Effects of early life exposure to particulates on respiratory health through childhood and adolescence: ALSPAC

Asthma and wheezing illness are major causes of impaired quality of life, use of primary care, consumption of prescribed drugs and hospital admission in children. There is increasing evidence that air pollutants may be important in both causing asthma and related conditions such as childhood wheeze, as well as exacerbating these conditions once they have occurred. There is also evidence that exposures to air pollutants in early life, including of the fetus before birth, may be important. We aim to investigate the long-term effects of exposure to fine particulate air pollution (PM2.5) in the prenatal period and early infancy on allergy, respiratory symptoms, doctor-diagnosed asthma and lung function of children through to adolescence. The research takes advantage of the wealth of existing information from the Avon Longitudinal Study of Parents and Children (ALSPAC), one of the largest and best characterised birth cohort studies in the world. Data are available from the antenatal period, with detailed measurement and capture of health data through childhood to age 15+ years.
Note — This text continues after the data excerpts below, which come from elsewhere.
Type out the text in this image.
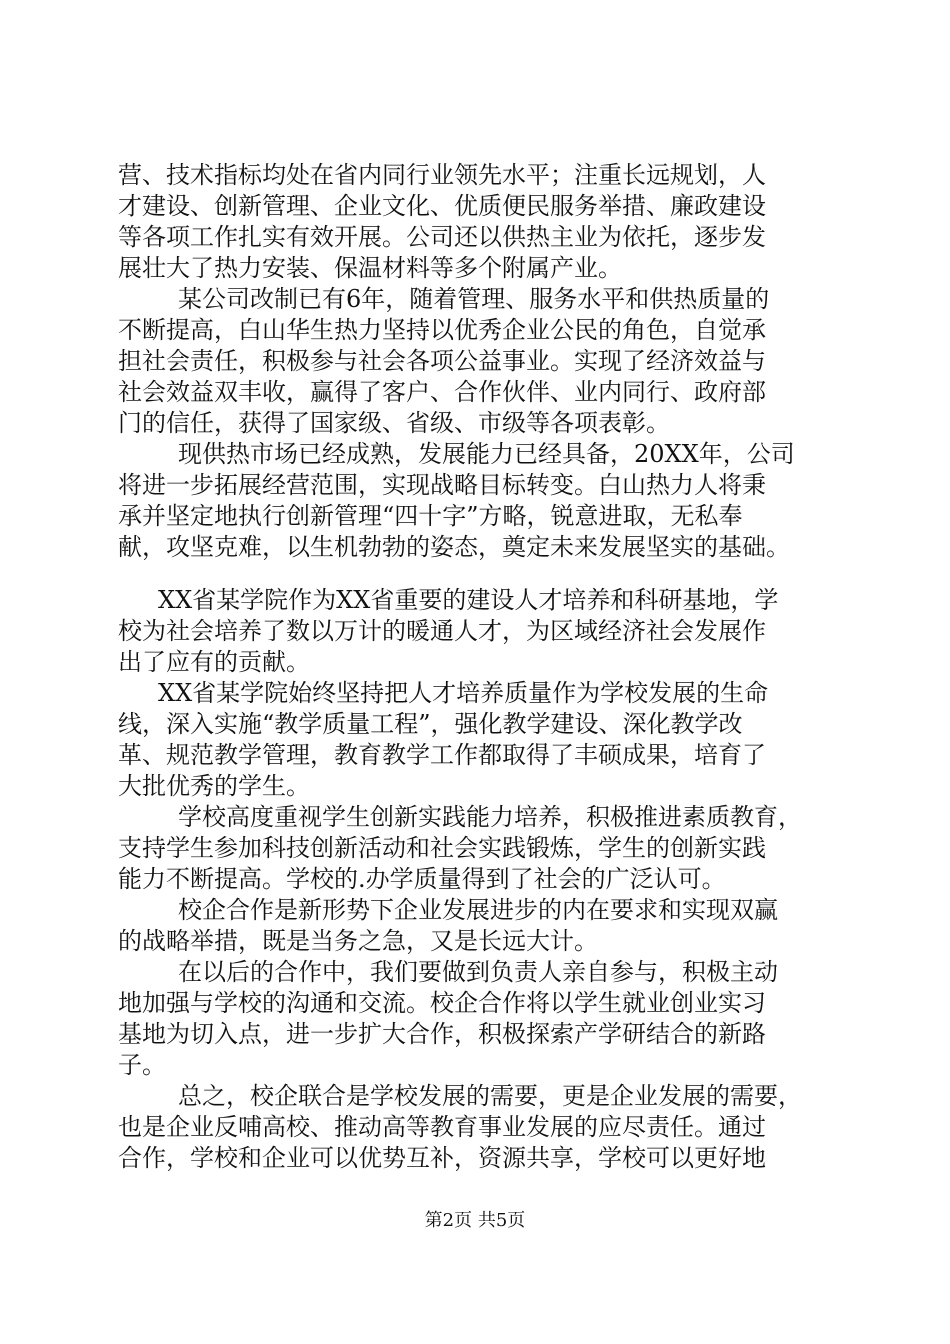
营、技术指标均处在省内同行业领先水平；注重长远规划，人
才建设、创新管理、企业文化、优质便民服务举措、廉政建设
等各项工作扎实有效开展。公司还以供热主业为依托，逐步发
展壮大了热力安装、保温材料等多个附属产业。
某公司改制已有6年，随着管理、服务水平和供热质量的
不断提高，白山华生热力坚持以优秀企业公民的角色，自觉承
担社会责任，积极参与社会各项公益事业。实现了经济效益与
社会效益双丰收，赢得了客户、合作伙伴、业内同行、政府部
门的信任，获得了国家级、省级、市级等各项表彰。
现供热市场已经成熟，发展能力已经具备，20XX年，公司
将进一步拓展经营范围，实现战略目标转变。白山热力人将秉
承并坚定地执行创新管理“四十字”方略，锐意进取，无私奉
献，攻坚克难，以生机勃勃的姿态，奠定未来发展坚实的基础。
XX省某学院作为XX省重要的建设人才培养和科研基地，学
校为社会培养了数以万计的暖通人才，为区域经济社会发展作
出了应有的贡献。
XX省某学院始终坚持把人才培养质量作为学校发展的生命
线，深入实施“教学质量工程”，强化教学建设、深化教学改
革、规范教学管理，教育教学工作都取得了丰硕成果，培育了
大批优秀的学生。
学校高度重视学生创新实践能力培养，积极推进素质教育，
支持学生参加科技创新活动和社会实践锻炼，学生的创新实践
能力不断提高。学校的.办学质量得到了社会的广泛认可。
校企合作是新形势下企业发展进步的内在要求和实现双赢
的战略举措，既是当务之急，又是长远大计。
在以后的合作中，我们要做到负责人亲自参与，积极主动
地加强与学校的沟通和交流。校企合作将以学生就业创业实习
基地为切入点，进一步扩大合作，积极探索产学研结合的新路
子。
总之，校企联合是学校发展的需要，更是企业发展的需要，
也是企业反哺高校、推动高等教育事业发展的应尽责任。通过
合作，学校和企业可以优势互补，资源共享，学校可以更好地
第2页 共5页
We will supplement these data with estimated exposures to PM2.5 at place of residence during the critical period of lung development from the fetal period until the end of the first year of life. These exposures will reflect both local sources (mainly traffic-related pollution) and long-distance transport of pollutants. Detailed modelling of these exposures will be carried out, together with monitoring in the study area in order to help validate the estimates obtained. Daily estimates of exposure to PM2.5 will then be made, taking account of place of residence and (where relevant) school. Associations between exposures to PM2.5 and the health outcomes will be analysed taking account of other variables that might confound this association including individual socio-economic variables, lifestyle and personal characteristics, as well as other environmental variables such as environmental tobacco smoke and ambient temperature. Results of the research will inform policy on regulation of air pollutants for the protection of public health.

Asthma and wheezing illness are important causes of impaired quality of life, use of primary care, consumption of prescribed drugs and hospital admission in children. There is increasing evidence that air pollutants may be important in the aetiology as well as exacerbation of asthma and related conditions, including exposures to air pollutants in early life. We aim to investigate the long-term effects of exposure to fine particulate air pollution (PM2.5) in the prenatal period and early infancy on sensitisation to aeroallergens, respiratory symptoms, doctor-diagnosed asthma and lung function of children through to adolescence. The research takes advantage of the wealth of existing information from the Avon Longitudinal Study of Parents and Children (ALSPAC), one of the largest and best characterised birth cohort studies in the world. Data are available from the ante-natal period, with detailed measurement and capture of health data through childhood to age 15+ years. We will supplement these data with estimated spatial (largely traffic-related) and temporal exposures to PM2.5 at place of residence during the critical period of lung development from the fetal period until the end of the first year of life. Exposure modelling will be done using a combination of local and trans-boundary (inter-regional) dispersion modelling, based on real-time (hourly) meteorological data, and detailed emissions inventories for all major sources (including road traffic and point industrial emissions). Extensive model validation will be carried out in the study area via purpose-designed monitoring. Daily estimates of exposure to PM2.5 will then be made, taking account of place of residence and (where relevant) school. Associations between exposures and the health outcomes will be analysed in a frequentist setting using logistic and multinomial logistic regression and by hierarchical Bayesian modelling techniques. We will control for potential confounding by individual socio-economic variables, lifestyle and personal characteristics, as well as other environmental variables such as environmental tobacco smoke and ambient temperature. We will include use of measurement error models to improve estimation. Results of the research will inform policy on regulation of air pollutants for the protection of public health.